In a report condemned by the Independent Schools Council, Halifax Financial Services found that school fees last year took up a significantly larger chunk of earnings than in 2000.
In 2005 average private school fees were equal to 35 per cent of average gross earnings compared with 30 per cent in 2000. Fees were judged to be affordable if the charge for one child's schooling for one year was equivalent of less than 25 per cent of the average earning of a parent's occupation.
This would mean that parents in only 10 occupations named by the Halifax can now afford to send their children to fee-paying schools, down from 19 in 2000.
The average pilot, doctor, lawyer and senior police officer could still afford to send their children to private school.

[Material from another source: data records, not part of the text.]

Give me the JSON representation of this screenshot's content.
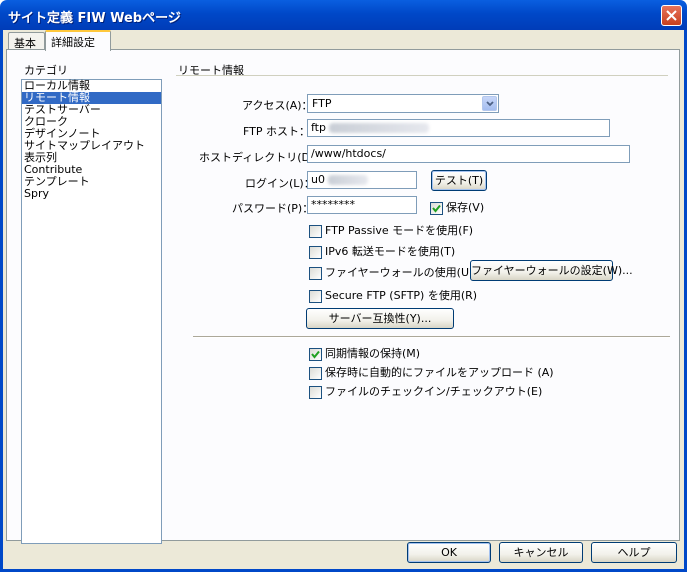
{
  "window": {
    "title": "サイト定義 FIW  Webページ"
  },
  "tabs": [
    {
      "label": "基本"
    },
    {
      "label": "詳細設定"
    }
  ],
  "category": {
    "label": "カテゴリ",
    "items": [
      "ローカル情報",
      "リモート情報",
      "テストサーバー",
      "クローク",
      "デザインノート",
      "サイトマップレイアウト",
      "表示列",
      "Contribute",
      "テンプレート",
      "Spry"
    ],
    "selected_index": 1
  },
  "remote": {
    "section_title": "リモート情報",
    "access_label": "アクセス(A)：",
    "access_value": "FTP",
    "host_label": "FTP ホスト：",
    "host_value": "ftp",
    "dir_label": "ホストディレクトリ(D)：",
    "dir_value": "/www/htdocs/",
    "login_label": "ログイン(L)：",
    "login_value": "u0",
    "test_button": "テスト(T)",
    "password_label": "パスワード(P)：",
    "password_value": "********",
    "save_label": "保存(V)",
    "save_checked": true,
    "passive_label": "FTP Passive モードを使用(F)",
    "passive_checked": false,
    "ipv6_label": "IPv6 転送モードを使用(T)",
    "ipv6_checked": false,
    "firewall_label": "ファイヤーウォールの使用(U)",
    "firewall_checked": false,
    "firewall_button": "ファイヤーウォールの設定(W)...",
    "sftp_label": "Secure FTP (SFTP) を使用(R)",
    "sftp_checked": false,
    "compat_button": "サーバー互換性(Y)...",
    "sync_label": "同期情報の保持(M)",
    "sync_checked": true,
    "autoupload_label": "保存時に自動的にファイルをアップロード (A)",
    "autoupload_checked": false,
    "checkin_label": "ファイルのチェックイン/チェックアウト(E)",
    "checkin_checked": false
  },
  "footer": {
    "ok": "OK",
    "cancel": "キャンセル",
    "help": "ヘルプ"
  }
}
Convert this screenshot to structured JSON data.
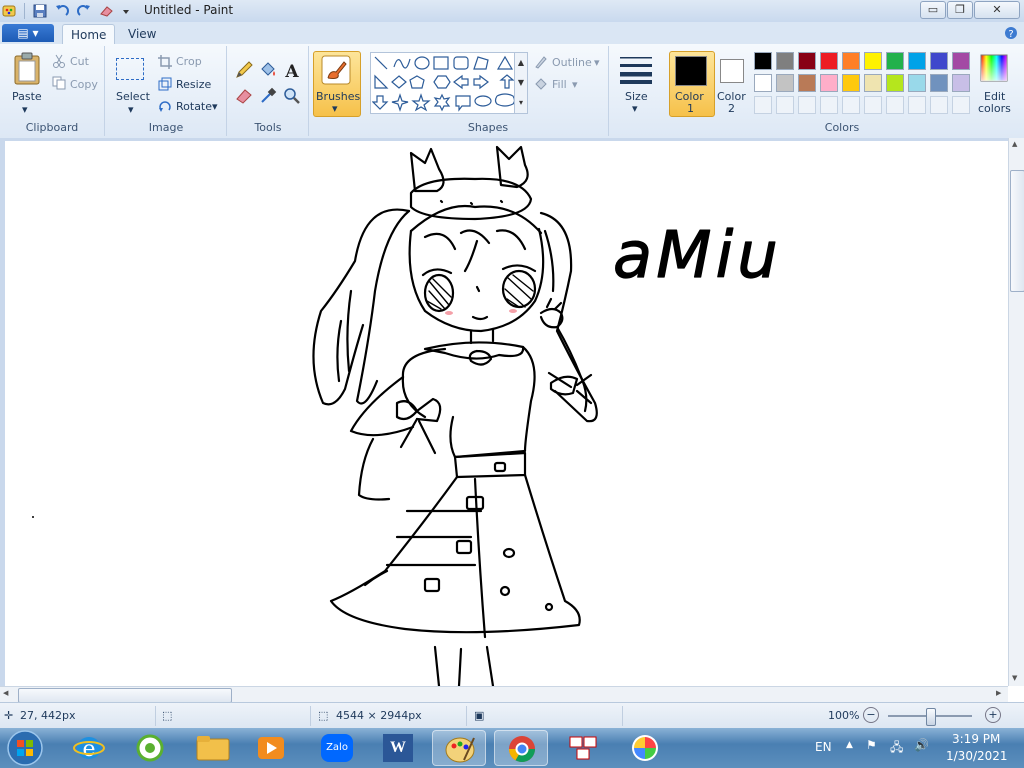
{
  "window": {
    "title": "Untitled - Paint"
  },
  "tabs": {
    "home": "Home",
    "view": "View"
  },
  "clipboard": {
    "paste": "Paste",
    "cut": "Cut",
    "copy": "Copy",
    "group": "Clipboard"
  },
  "image": {
    "select": "Select",
    "crop": "Crop",
    "resize": "Resize",
    "rotate": "Rotate",
    "group": "Image"
  },
  "tools": {
    "group": "Tools",
    "text_tool": "A"
  },
  "brushes": {
    "label": "Brushes"
  },
  "shapes": {
    "outline": "Outline",
    "fill": "Fill",
    "group": "Shapes"
  },
  "size": {
    "label": "Size"
  },
  "colors": {
    "color1": "Color",
    "color1_num": "1",
    "color2": "Color",
    "color2_num": "2",
    "edit_line1": "Edit",
    "edit_line2": "colors",
    "group": "Colors",
    "palette_row1": [
      "#000000",
      "#7f7f7f",
      "#880015",
      "#ed1c24",
      "#ff7f27",
      "#fff200",
      "#22b14c",
      "#00a2e8",
      "#3f48cc",
      "#a349a4"
    ],
    "palette_row2": [
      "#ffffff",
      "#c3c3c3",
      "#b97a57",
      "#ffaec9",
      "#ffc90e",
      "#efe4b0",
      "#b5e61d",
      "#99d9ea",
      "#7092be",
      "#c8bfe7"
    ],
    "color1_value": "#000000",
    "color2_value": "#ffffff"
  },
  "drawing": {
    "signature": "aMiu"
  },
  "status": {
    "cursor_pos": "27, 442px",
    "canvas_size": "4544 × 2944px",
    "zoom": "100%"
  },
  "taskbar": {
    "apps": [
      "start-orb",
      "internet-explorer",
      "coccoc",
      "file-explorer",
      "media-player",
      "zalo",
      "word",
      "paint",
      "chrome",
      "unikey",
      "color-app"
    ],
    "zalo_label": "Zalo",
    "word_label": "W",
    "lang": "EN",
    "time": "3:19 PM",
    "date": "1/30/2021"
  }
}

But journalists, writers, tax advisers, architects and scientists have been frozen out.
Average salary
For teachers, school fees represented 30 per cent of the average salary last year, while for nurses the chunk of average earnings needed was bumped up to 39 per cent.
As a result, fewer than one in 10 nurses can afford to send a child to a private school, researchers said.
Martin Ellis, chief econ-omist at the Halifax, said: "The rapid rise in school fees over the past five years has made it increasingly difficult for many parents to send their children to private schools."
But the Independent Schools Council hit out at what it claims is "muddled and misleading" information.